Yaşasın özgürlük, yaşasın 1 Mayıs!
Kürdistanlı işçiler, emekçiler,
Önemli ve tarihi bir süreçten geçiyoruz.
Değişim rüzgarları dünyayı yeniden şekillendirirken,
Ortadoğu ve Arap coğrafyasında da halkların
direnişi diktatörlükleri tek tek deviriyor.
Kürdistan halkının yüz yıllardır sürdürdüğü
özgürlük mücadelesi de meyvesini veriyor.
Güney Kürdistan özgürlük yolunda yürürken, ülkemizin diğer
parçalarında da mücadele güçleniyor.
İran’da, Suriye’de ve Türkiye’de, ülkemizin birer parçasını
egemenlikleri altında bulunduran sömürgeci rejimler,
statükoyu korumak adına değişime direniyorlar.
Halkımızın özgürlük mücadelesini şiddetle,
çeşitli oyun ve tuzaklarla bastırmaya çabalasalar
da Kürdistan halkı ağır baskı, zulüm ve
sömürü düzenine karşı direnişini sürdürüyor,
meşru hak ve özgürlük taleplerini daha gür bir sesle
haykırıyor, sömürgeci rejimleri değişime
zorluyor.
Halkımızın, direniş ve mücadele geleneği,
red - inkar ve asimilasyon politikalarını etkisizleştirirken,
değişimin eşiğindeki Türkiye’de de özgürlük
ve demokrasi taleplerinin itici güçlerinden birini oluşturuyor.

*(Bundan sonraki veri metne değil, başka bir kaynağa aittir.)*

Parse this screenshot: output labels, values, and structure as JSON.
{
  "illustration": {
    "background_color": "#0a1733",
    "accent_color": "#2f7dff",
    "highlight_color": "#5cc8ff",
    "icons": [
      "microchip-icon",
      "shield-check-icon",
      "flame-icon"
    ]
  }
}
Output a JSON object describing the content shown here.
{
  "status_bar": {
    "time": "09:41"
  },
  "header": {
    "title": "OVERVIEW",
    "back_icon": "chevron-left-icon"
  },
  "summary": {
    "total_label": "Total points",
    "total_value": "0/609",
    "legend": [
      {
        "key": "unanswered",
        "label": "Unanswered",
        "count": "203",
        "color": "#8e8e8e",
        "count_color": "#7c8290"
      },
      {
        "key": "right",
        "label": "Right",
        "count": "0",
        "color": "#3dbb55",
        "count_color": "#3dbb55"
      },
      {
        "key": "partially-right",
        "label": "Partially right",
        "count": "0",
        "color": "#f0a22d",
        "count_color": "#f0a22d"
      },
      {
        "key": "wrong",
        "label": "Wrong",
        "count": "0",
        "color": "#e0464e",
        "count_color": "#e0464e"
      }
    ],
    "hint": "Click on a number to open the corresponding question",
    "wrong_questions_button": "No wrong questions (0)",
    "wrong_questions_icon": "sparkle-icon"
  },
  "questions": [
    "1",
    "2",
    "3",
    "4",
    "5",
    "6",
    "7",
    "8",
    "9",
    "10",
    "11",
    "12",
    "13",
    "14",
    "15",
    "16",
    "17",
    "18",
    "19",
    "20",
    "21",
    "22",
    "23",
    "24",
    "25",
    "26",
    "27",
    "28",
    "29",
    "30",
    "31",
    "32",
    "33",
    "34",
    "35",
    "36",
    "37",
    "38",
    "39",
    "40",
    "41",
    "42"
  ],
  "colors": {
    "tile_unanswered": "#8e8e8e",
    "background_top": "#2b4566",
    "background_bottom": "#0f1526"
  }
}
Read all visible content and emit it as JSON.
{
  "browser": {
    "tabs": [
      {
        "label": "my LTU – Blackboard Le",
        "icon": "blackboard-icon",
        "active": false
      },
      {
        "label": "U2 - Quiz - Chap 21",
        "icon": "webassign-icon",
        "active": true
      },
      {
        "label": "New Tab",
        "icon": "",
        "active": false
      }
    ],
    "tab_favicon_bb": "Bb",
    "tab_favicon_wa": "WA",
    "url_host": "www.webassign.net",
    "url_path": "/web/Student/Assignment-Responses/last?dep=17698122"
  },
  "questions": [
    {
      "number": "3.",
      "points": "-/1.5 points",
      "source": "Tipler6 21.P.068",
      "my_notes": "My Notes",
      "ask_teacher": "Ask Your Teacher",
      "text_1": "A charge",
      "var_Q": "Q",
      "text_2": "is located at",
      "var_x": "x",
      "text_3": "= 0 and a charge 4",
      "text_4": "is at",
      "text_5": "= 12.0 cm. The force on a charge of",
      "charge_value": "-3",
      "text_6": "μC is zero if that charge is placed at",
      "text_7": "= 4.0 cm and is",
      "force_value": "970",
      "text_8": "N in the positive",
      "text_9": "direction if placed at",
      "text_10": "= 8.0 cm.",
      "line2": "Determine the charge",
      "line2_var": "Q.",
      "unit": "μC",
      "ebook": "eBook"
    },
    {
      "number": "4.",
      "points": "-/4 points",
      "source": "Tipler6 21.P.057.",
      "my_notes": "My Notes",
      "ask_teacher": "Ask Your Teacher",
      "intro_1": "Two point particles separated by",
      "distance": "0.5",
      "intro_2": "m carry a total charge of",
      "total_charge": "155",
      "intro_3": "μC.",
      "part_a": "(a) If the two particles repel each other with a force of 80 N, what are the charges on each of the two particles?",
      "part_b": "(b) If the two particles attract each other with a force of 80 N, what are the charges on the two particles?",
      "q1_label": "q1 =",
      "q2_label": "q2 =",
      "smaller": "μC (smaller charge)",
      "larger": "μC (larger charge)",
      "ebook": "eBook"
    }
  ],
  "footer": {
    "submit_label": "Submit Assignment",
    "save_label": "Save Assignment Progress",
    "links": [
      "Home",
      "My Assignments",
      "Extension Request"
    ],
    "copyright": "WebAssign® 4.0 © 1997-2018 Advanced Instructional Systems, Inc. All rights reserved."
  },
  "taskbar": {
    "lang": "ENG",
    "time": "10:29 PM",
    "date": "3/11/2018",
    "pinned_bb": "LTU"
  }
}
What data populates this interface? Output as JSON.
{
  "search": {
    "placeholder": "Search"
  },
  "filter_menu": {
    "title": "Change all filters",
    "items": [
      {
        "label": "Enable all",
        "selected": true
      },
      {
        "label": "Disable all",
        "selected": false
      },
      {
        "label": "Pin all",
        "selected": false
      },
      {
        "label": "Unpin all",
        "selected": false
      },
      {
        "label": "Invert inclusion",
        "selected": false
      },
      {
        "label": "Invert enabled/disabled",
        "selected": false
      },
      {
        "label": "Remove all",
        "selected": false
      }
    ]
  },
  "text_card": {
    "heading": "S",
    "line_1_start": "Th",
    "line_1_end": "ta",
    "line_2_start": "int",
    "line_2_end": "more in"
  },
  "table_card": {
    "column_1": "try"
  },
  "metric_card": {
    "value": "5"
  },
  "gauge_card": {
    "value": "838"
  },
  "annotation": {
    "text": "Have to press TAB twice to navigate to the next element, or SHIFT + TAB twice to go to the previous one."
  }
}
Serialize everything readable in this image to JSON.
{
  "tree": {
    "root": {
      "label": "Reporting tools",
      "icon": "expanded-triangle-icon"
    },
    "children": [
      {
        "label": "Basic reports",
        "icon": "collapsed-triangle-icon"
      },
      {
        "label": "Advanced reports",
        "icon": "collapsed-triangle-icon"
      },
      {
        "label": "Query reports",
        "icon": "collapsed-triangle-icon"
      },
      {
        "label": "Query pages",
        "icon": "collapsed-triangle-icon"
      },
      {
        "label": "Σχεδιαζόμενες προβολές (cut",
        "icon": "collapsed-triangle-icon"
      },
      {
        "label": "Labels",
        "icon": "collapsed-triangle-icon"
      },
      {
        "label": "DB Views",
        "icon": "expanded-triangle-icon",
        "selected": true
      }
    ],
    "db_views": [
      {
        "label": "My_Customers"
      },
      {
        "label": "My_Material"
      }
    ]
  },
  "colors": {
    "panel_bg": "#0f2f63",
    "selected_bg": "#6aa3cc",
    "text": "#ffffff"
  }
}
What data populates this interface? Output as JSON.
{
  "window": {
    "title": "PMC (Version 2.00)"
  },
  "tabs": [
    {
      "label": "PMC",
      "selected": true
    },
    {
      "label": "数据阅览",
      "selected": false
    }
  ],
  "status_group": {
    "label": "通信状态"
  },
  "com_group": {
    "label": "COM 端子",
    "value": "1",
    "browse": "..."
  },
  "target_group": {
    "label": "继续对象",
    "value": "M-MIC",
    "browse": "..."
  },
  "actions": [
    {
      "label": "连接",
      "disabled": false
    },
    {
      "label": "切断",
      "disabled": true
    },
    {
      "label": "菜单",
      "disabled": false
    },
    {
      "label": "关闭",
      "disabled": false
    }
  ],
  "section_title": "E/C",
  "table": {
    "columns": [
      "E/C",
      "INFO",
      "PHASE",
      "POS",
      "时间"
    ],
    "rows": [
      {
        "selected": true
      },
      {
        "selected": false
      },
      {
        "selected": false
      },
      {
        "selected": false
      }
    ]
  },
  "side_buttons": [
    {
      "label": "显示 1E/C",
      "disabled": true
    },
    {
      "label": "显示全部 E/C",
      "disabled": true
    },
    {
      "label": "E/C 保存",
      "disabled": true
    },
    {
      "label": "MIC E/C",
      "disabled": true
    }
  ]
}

İ923 yılında Lozan antlaşmasıyla
başlayan, çok uluslu, çok ülkeli bir coğrafyada
zorla tek ulus yaratma projesi ile şekillenen Türkiye
Cumhuriyeti değişmek zorunda.
Çünkü bu çağdışı proje halkımızın
kararlı ve direngen mücadelesiyle başarılı
olamadı.
Türkiye de değişen dünya dengelerine uyumlu hale
gelmek üzere yeniden yapılanmak zorunda.
Bu çerçevede, 12 Haziran 2011 seçimleri sonrasında Türkiye’de
ilk kez siviller eliyle bir anayasa yapılması gündeme
gelecektir.
Bu süreç olanaklar ve tuzaklarla dolu bir süreçtir.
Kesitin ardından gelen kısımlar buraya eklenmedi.